- Directed by: Beadie Finzi
- Produced by: Giorgia Lo Savio Nikki Parrott
- Starring: Irlan Santos da Silva Isabela Coracy
- Edited by: Alan Levy Felipe Lacerda
- Music by: Stephen Hilton
- Production company: Tigerlily Films
- Release date: April 2009 (Tribeca);
- Running time: 78 minutes
- Country: United Kingdom
- Language: Portuguese

= Only When I Dance =

Only When I Dance (also known as Nés Pour Danser and Vida Ballet) is a 2009 British documentary film directed by Beadie Finzi and strarring Irlan Santos da Silva and Isabela Coracy.

==Synopsis==
Only When I Dance tells the story of two teenagers, Irlan and Isabela, who pursue their dreams of becoming professional ballet dancers as a way to escape the violent slums of Rio de Janeiro.

== Production ==
The producers spent over three years trying to find the candidates to be filmed, and the film took around ten months to film.

== Release ==
The film premiered at the Tribeca Film Festival in April 2009. It was subsequently shown at several other major film festivals, including the Edinburgh International Film Festival, the San Francisco International DocFest, the Rio Film Festival, Guadalajara Film Festival and Sheffield Doc/Fest.
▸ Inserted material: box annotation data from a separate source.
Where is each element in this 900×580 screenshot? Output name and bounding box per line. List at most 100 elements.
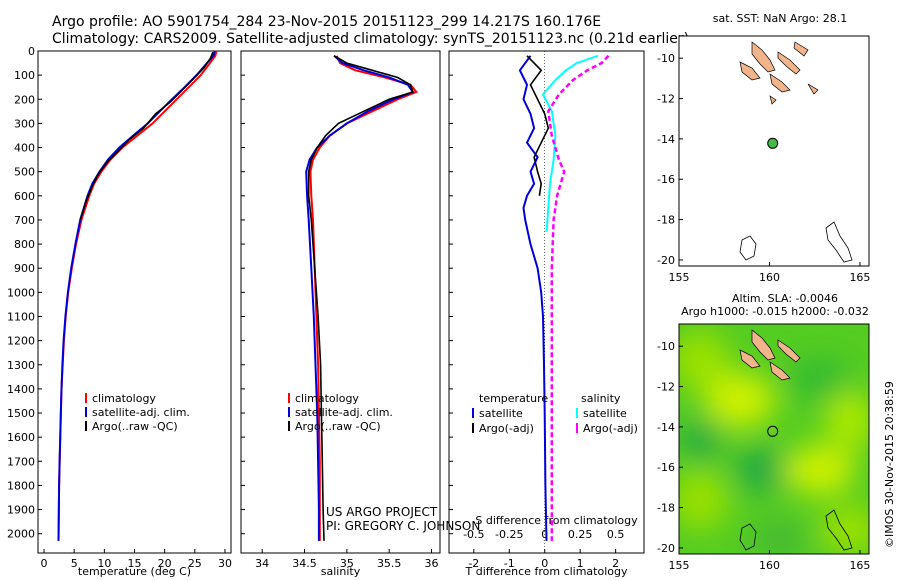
map-y-tick-label: -18 [657,502,675,515]
sla-map-frame [678,323,870,555]
y-tick-label: 2000 [7,528,35,541]
map-y-tick-label: -20 [657,542,675,555]
y-tick-label: 1400 [7,383,35,396]
y-tick-label: 300 [14,117,35,130]
top-tick-label: 0.25 [568,528,593,541]
legend-label: satellite [583,407,627,420]
map-y-tick-label: -12 [657,93,675,106]
legend-label: climatology [295,392,359,405]
map-x-tick-label: 155 [669,271,690,284]
map-x-tick-label: 160 [759,271,780,284]
x-tick-label: 35.5 [377,557,402,570]
top-tick-label: -0.5 [463,528,484,541]
y-tick-label: 100 [14,69,35,82]
x-tick-label: 34 [255,557,269,570]
x-tick-label: 10 [97,557,111,570]
map-x-tick-label: 165 [849,559,870,572]
legend-label: Argo(..raw -QC) [92,420,178,433]
x-tick-label: 2 [612,557,619,570]
sst-map-title: sat. SST: NaN Argo: 28.1 [713,12,847,25]
y-tick-label: 200 [14,93,35,106]
x-tick-label: 20 [158,557,172,570]
x-axis-label: salinity [321,565,361,578]
project-line2: PI: GREGORY C. JOHNSON [326,519,480,533]
map-y-tick-label: -14 [657,421,675,434]
y-tick-label: 400 [14,142,35,155]
legend-header: salinity [581,392,621,405]
sla-map: Altim. SLA: -0.0046 Argo h1000: -0.015 h… [657,292,870,572]
map-y-tick-label: -10 [657,340,675,353]
legend-header: temperature [479,392,548,405]
y-tick-label: 1000 [7,286,35,299]
y-tick-label: 1700 [7,455,35,468]
series-salinity-argo [546,54,610,541]
series-argo [79,51,214,221]
legend-label: satellite-adj. clim. [295,406,393,419]
map-y-tick-label: -12 [657,381,675,394]
x-tick-label: 15 [128,557,142,570]
series-salinity-satellite [541,54,599,233]
sla-map-title: Altim. SLA: -0.0046 [732,292,838,305]
legend-label: satellite-adj. clim. [92,406,190,419]
x-tick-label: 34.5 [292,557,317,570]
x-tick-label: 0 [41,557,48,570]
sst-map: sat. SST: NaN Argo: 28.1 155 160 165 -10 -12… [657,12,870,284]
project-line1: US ARGO PROJECT [326,505,438,519]
series-argo [307,55,414,541]
legend-label: climatology [92,392,156,405]
map-x-tick-label: 155 [669,559,690,572]
map-y-tick-label: -18 [657,214,675,227]
sst-map-frame [678,35,870,267]
legend-label: Argo(-adj) [583,422,638,435]
top-tick-label: -0.25 [495,528,523,541]
x-axis-label: temperature (deg C) [78,565,191,578]
difference-panel: -2 -1 0 1 2T difference from climatology -0.5… [448,50,645,578]
series-temperature-argo [526,55,550,196]
argo-float-marker-sla [767,425,779,437]
x-tick-label: -1 [504,557,515,570]
y-tick-label: 1200 [7,335,35,348]
sla-map-subtitle: Argo h1000: -0.015 h2000: -0.032 [681,305,869,318]
plot-frame [240,50,441,554]
x-axis-label: T difference from climatology [465,565,628,578]
map-y-tick-label: -20 [657,254,675,267]
x-tick-label: 35 [340,557,354,570]
y-tick-label: 500 [14,166,35,179]
map-y-tick-label: -16 [657,461,675,474]
temperature-panel: 0 5 10 15 20 25 30 temperature (deg C) 0 100 200 30… [7,45,232,578]
map-x-tick-label: 165 [849,271,870,284]
map-y-tick-label: -16 [657,173,675,186]
legend-label: Argo(..raw -QC) [295,420,381,433]
y-tick-label: 600 [14,190,35,203]
argo-float-marker [767,137,779,149]
x-tick-label: 30 [218,557,232,570]
x-tick-label: 25 [188,557,202,570]
top-axis-label: S difference from climatology [475,514,638,527]
sla-heatmap [679,324,869,554]
y-tick-label: 1900 [7,504,35,517]
series-temperature-satellite [518,55,548,541]
legend-label: Argo(-adj) [479,422,534,435]
imos-credit: ©IMOS 30-Nov-2015 20:38:59 [883,381,896,548]
y-tick-label: 800 [14,238,35,251]
y-tick-label: 900 [14,262,35,275]
top-tick-label: 0.5 [607,528,625,541]
legend-label: satellite [479,407,523,420]
salinity-panel: 34 34.5 35 35.5 36 salinity climatologysatelli… [240,50,441,578]
x-tick-label: 0 [541,557,548,570]
y-tick-label: 1600 [7,431,35,444]
map-x-tick-label: 160 [759,559,780,572]
figure-title-line1: Argo profile: AO 5901754_284 23-Nov-2015… [52,14,601,30]
map-y-tick-label: -14 [657,133,675,146]
figure-title-line2: Climatology: CARS2009. Satellite-adjuste… [52,31,689,47]
sst-land [739,41,853,263]
map-y-tick-label: -10 [657,52,675,65]
x-tick-label: 1 [577,557,584,570]
y-tick-label: 1500 [7,407,35,420]
y-tick-label: 0 [28,45,35,58]
y-tick-label: 1300 [7,359,35,372]
x-tick-label: 5 [71,557,78,570]
x-tick-label: -2 [468,557,479,570]
y-tick-label: 1100 [7,310,35,323]
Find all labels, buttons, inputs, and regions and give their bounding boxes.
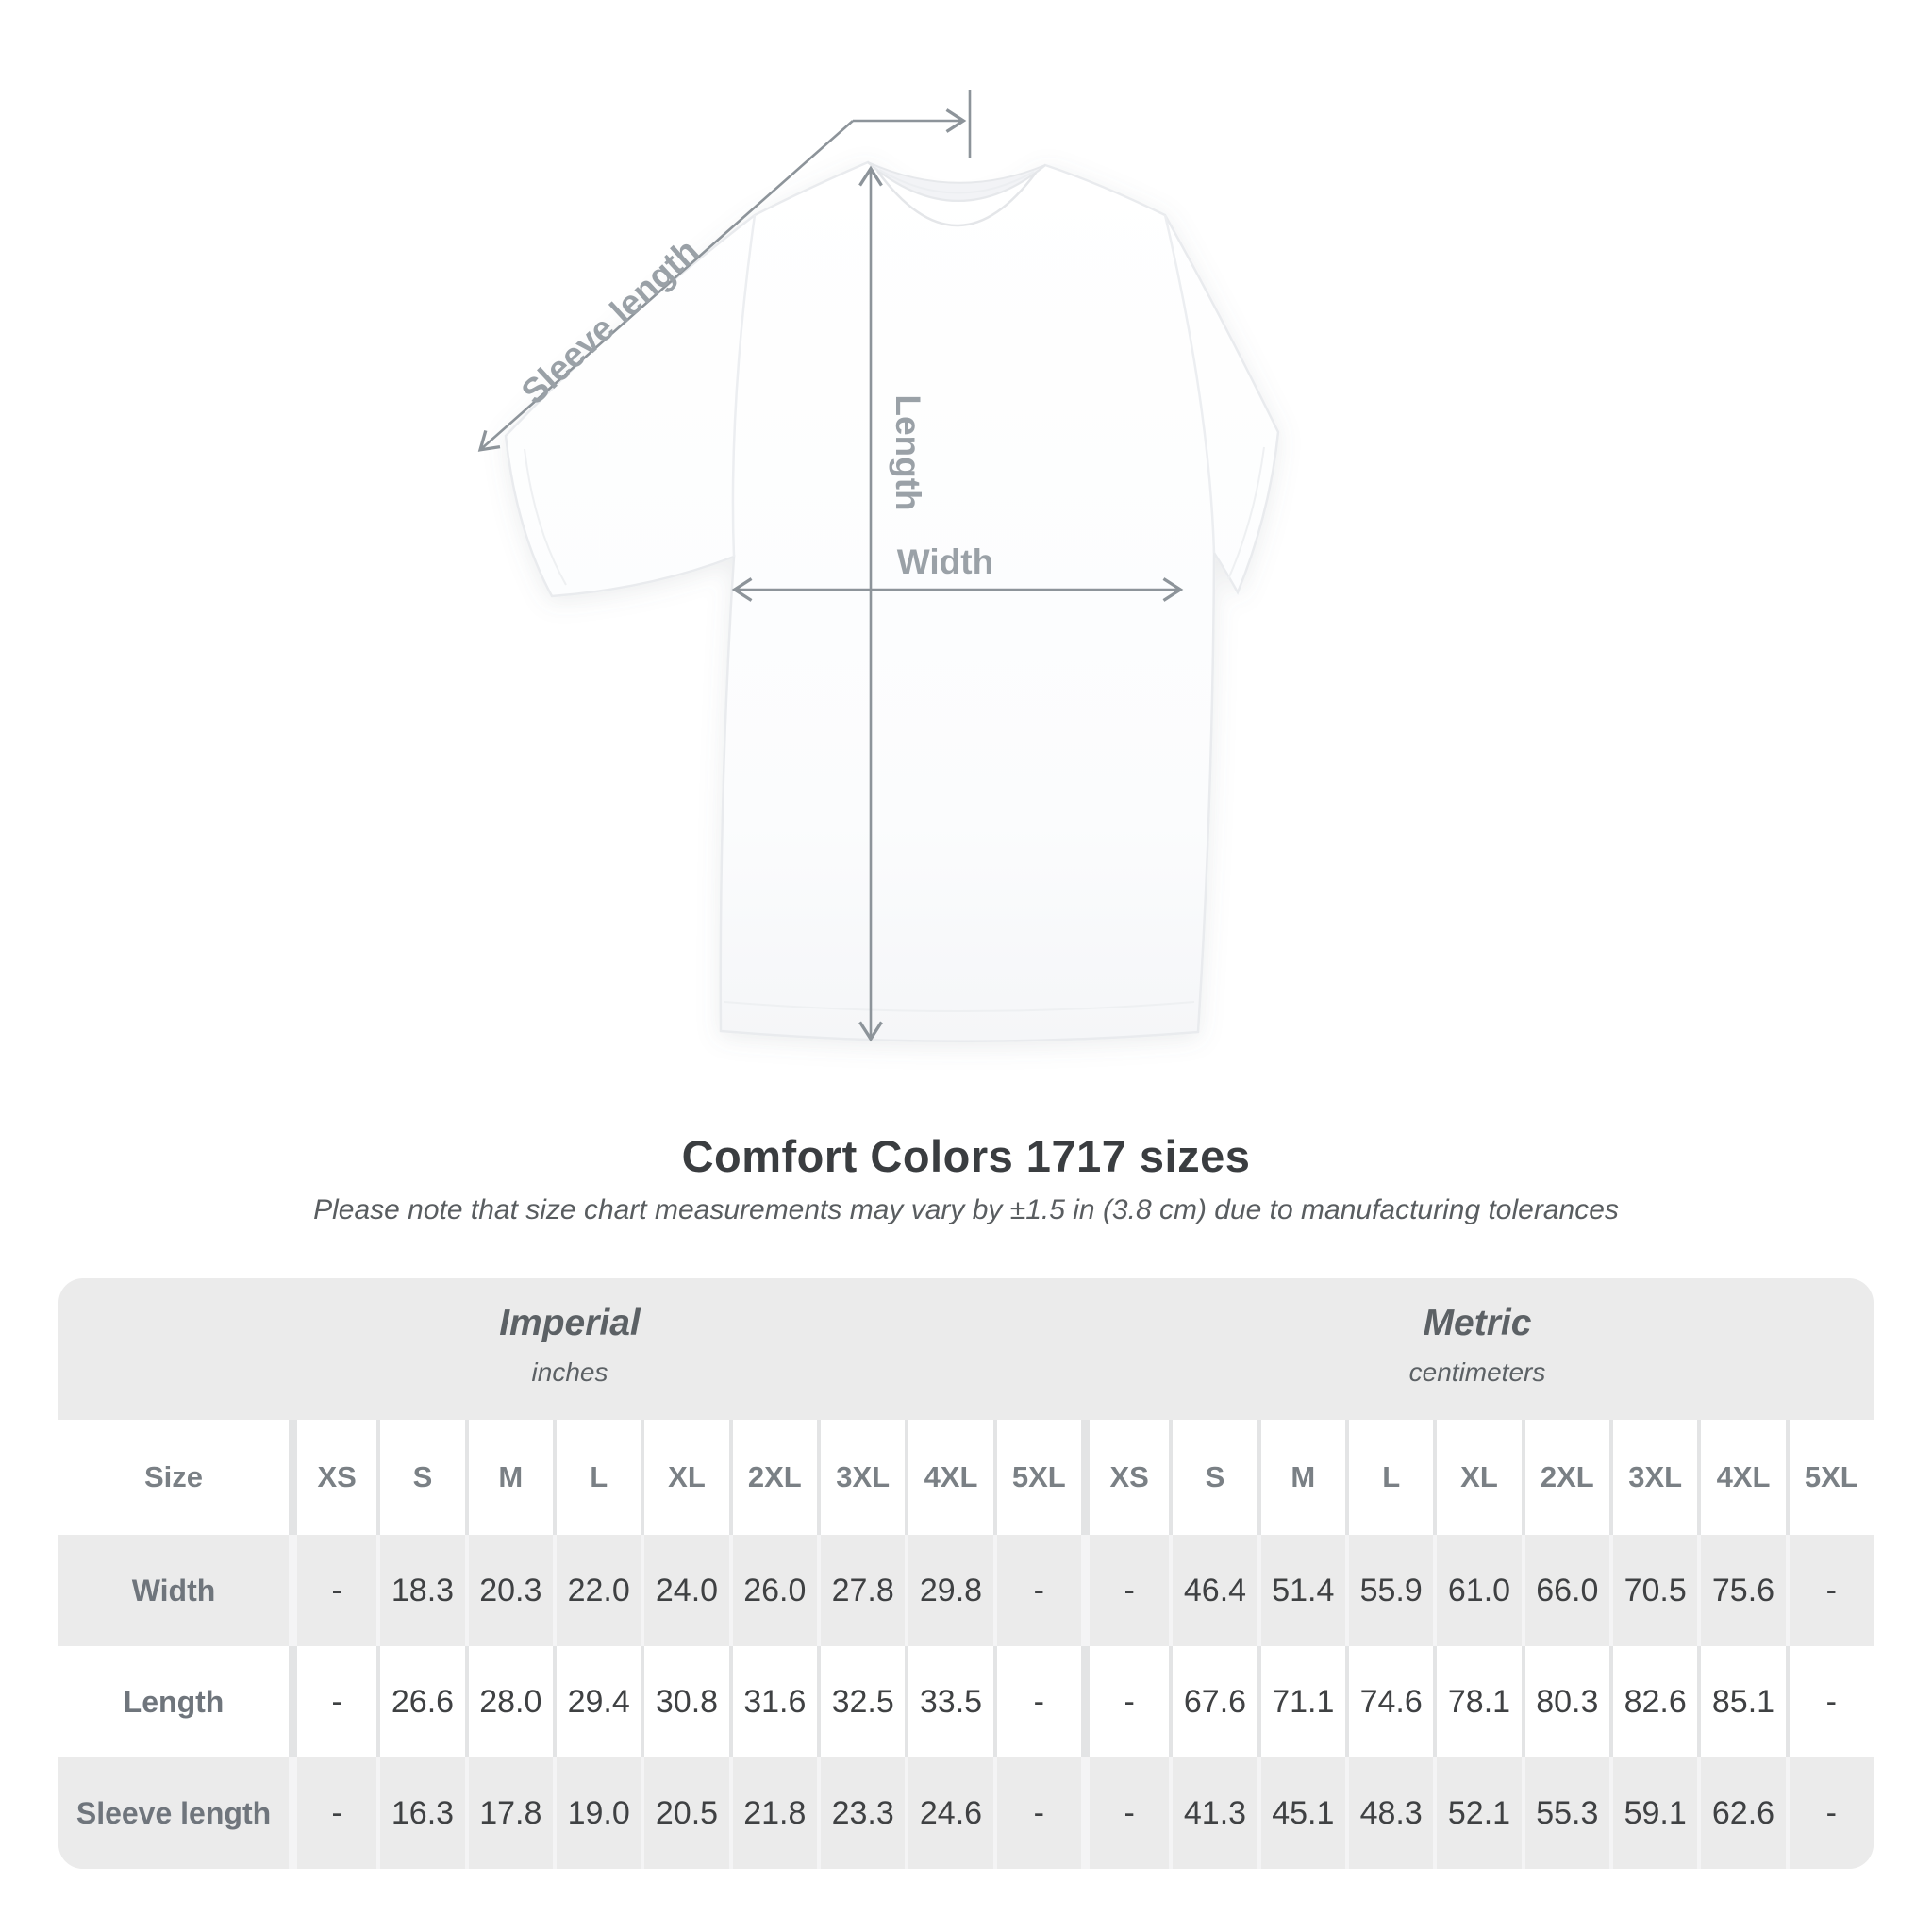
size-header-imperial-xl: XL — [641, 1420, 729, 1535]
row-label-sleeve-length: Sleeve length — [58, 1757, 289, 1869]
size-header-metric-xs: XS — [1081, 1420, 1170, 1535]
length-label: Length — [889, 394, 927, 510]
imperial-group-header: Imperial inches — [58, 1278, 1081, 1420]
value-cell: 66.0 — [1521, 1535, 1609, 1646]
value-cell: 62.6 — [1697, 1757, 1786, 1869]
size-header-metric-s: S — [1169, 1420, 1257, 1535]
value-cell: 20.3 — [464, 1535, 553, 1646]
value-cell: - — [1785, 1646, 1874, 1757]
value-cell: - — [1785, 1535, 1874, 1646]
value-cell: - — [289, 1646, 377, 1757]
size-header-metric-2xl: 2XL — [1521, 1420, 1609, 1535]
tshirt-illustration — [504, 160, 1280, 1043]
value-cell: - — [992, 1535, 1081, 1646]
value-cell: 16.3 — [376, 1757, 465, 1869]
value-cell: 31.6 — [728, 1646, 817, 1757]
size-header-imperial-s: S — [376, 1420, 465, 1535]
value-cell: 21.8 — [728, 1757, 817, 1869]
value-cell: 23.3 — [817, 1757, 906, 1869]
value-cell: 17.8 — [464, 1757, 553, 1869]
sleeve-arrow-diagonal — [477, 120, 854, 452]
value-cell: 51.4 — [1257, 1535, 1345, 1646]
metric-unit-label: centimeters — [1408, 1357, 1546, 1387]
value-cell: 27.8 — [817, 1535, 906, 1646]
value-cell: 41.3 — [1169, 1757, 1257, 1869]
size-table-grid: Size XS S M L XL 2XL 3XL 4XL 5XL XS S M L XL 2XL 3XL 4XL 5… — [58, 1420, 1874, 1869]
value-cell: - — [1785, 1757, 1874, 1869]
size-column-header: Size — [58, 1420, 289, 1535]
value-cell: 55.3 — [1521, 1757, 1609, 1869]
row-label-width: Width — [58, 1535, 289, 1646]
size-header-imperial-2xl: 2XL — [728, 1420, 817, 1535]
size-header-metric-l: L — [1345, 1420, 1434, 1535]
value-cell: 29.8 — [905, 1535, 993, 1646]
value-cell: - — [1081, 1757, 1170, 1869]
value-cell: 46.4 — [1169, 1535, 1257, 1646]
imperial-unit-label: inches — [531, 1357, 608, 1387]
width-label: Width — [897, 542, 993, 581]
size-header-metric-4xl: 4XL — [1697, 1420, 1786, 1535]
size-header-imperial-l: L — [553, 1420, 641, 1535]
value-cell: 74.6 — [1345, 1646, 1434, 1757]
size-header-imperial-3xl: 3XL — [817, 1420, 906, 1535]
size-table: Imperial inches Metric centimeters Size X… — [58, 1278, 1874, 1869]
page-title: Comfort Colors 1717 sizes — [681, 1131, 1251, 1181]
value-cell: 67.6 — [1169, 1646, 1257, 1757]
value-cell: 19.0 — [553, 1757, 641, 1869]
measurement-arrows — [477, 90, 1184, 1042]
value-cell: 71.1 — [1257, 1646, 1345, 1757]
value-cell: 33.5 — [905, 1646, 993, 1757]
value-cell: 26.6 — [376, 1646, 465, 1757]
value-cell: 20.5 — [641, 1757, 729, 1869]
value-cell: - — [289, 1757, 377, 1869]
unit-group-header: Imperial inches Metric centimeters — [58, 1278, 1874, 1420]
value-cell: - — [992, 1646, 1081, 1757]
size-header-metric-3xl: 3XL — [1609, 1420, 1698, 1535]
size-header-imperial-4xl: 4XL — [905, 1420, 993, 1535]
size-header-imperial-5xl: 5XL — [992, 1420, 1081, 1535]
size-header-metric-5xl: 5XL — [1785, 1420, 1874, 1535]
value-cell: 80.3 — [1521, 1646, 1609, 1757]
value-cell: 22.0 — [553, 1535, 641, 1646]
value-cell: 24.6 — [905, 1757, 993, 1869]
value-cell: 85.1 — [1697, 1646, 1786, 1757]
size-header-metric-xl: XL — [1433, 1420, 1522, 1535]
value-cell: 59.1 — [1609, 1757, 1698, 1869]
size-header-imperial-m: M — [464, 1420, 553, 1535]
value-cell: 24.0 — [641, 1535, 729, 1646]
value-cell: 28.0 — [464, 1646, 553, 1757]
metric-label: Metric — [1423, 1303, 1532, 1343]
value-cell: - — [1081, 1535, 1170, 1646]
value-cell: 82.6 — [1609, 1646, 1698, 1757]
row-label-length: Length — [58, 1646, 289, 1757]
value-cell: 18.3 — [376, 1535, 465, 1646]
value-cell: 75.6 — [1697, 1535, 1786, 1646]
value-cell: 30.8 — [641, 1646, 729, 1757]
value-cell: 32.5 — [817, 1646, 906, 1757]
value-cell: 45.1 — [1257, 1757, 1345, 1869]
value-cell: - — [289, 1535, 377, 1646]
value-cell: 26.0 — [728, 1535, 817, 1646]
size-header-metric-m: M — [1257, 1420, 1345, 1535]
tshirt-measurement-diagram: Sleeve length Length Width — [477, 90, 1280, 1043]
value-cell: 78.1 — [1433, 1646, 1522, 1757]
value-cell: 52.1 — [1433, 1757, 1522, 1869]
metric-group-header: Metric centimeters — [1081, 1278, 1874, 1420]
value-cell: 61.0 — [1433, 1535, 1522, 1646]
value-cell: 70.5 — [1609, 1535, 1698, 1646]
size-header-imperial-xs: XS — [289, 1420, 377, 1535]
value-cell: - — [1081, 1646, 1170, 1757]
tolerance-note: Please note that size chart measurements… — [313, 1194, 1619, 1225]
value-cell: 29.4 — [553, 1646, 641, 1757]
value-cell: - — [992, 1757, 1081, 1869]
value-cell: 48.3 — [1345, 1757, 1434, 1869]
imperial-label: Imperial — [499, 1303, 641, 1343]
value-cell: 55.9 — [1345, 1535, 1434, 1646]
It was broadcast on television in the United Kingdom on Christmas Day 2009. It was released in USA in summer 2010. Prior to release it was pitched at the 2007 Sheffield Doc/Fest MeetMarket.

==Reception==
The Guardian awarded the film four out of five stars and calling it a "moving, if rather shallow documentary".

The website Eye for Film awarded the film three and a half out of five stars, saying the film "shows how an artistic calling can be imbued with life-and-death determination."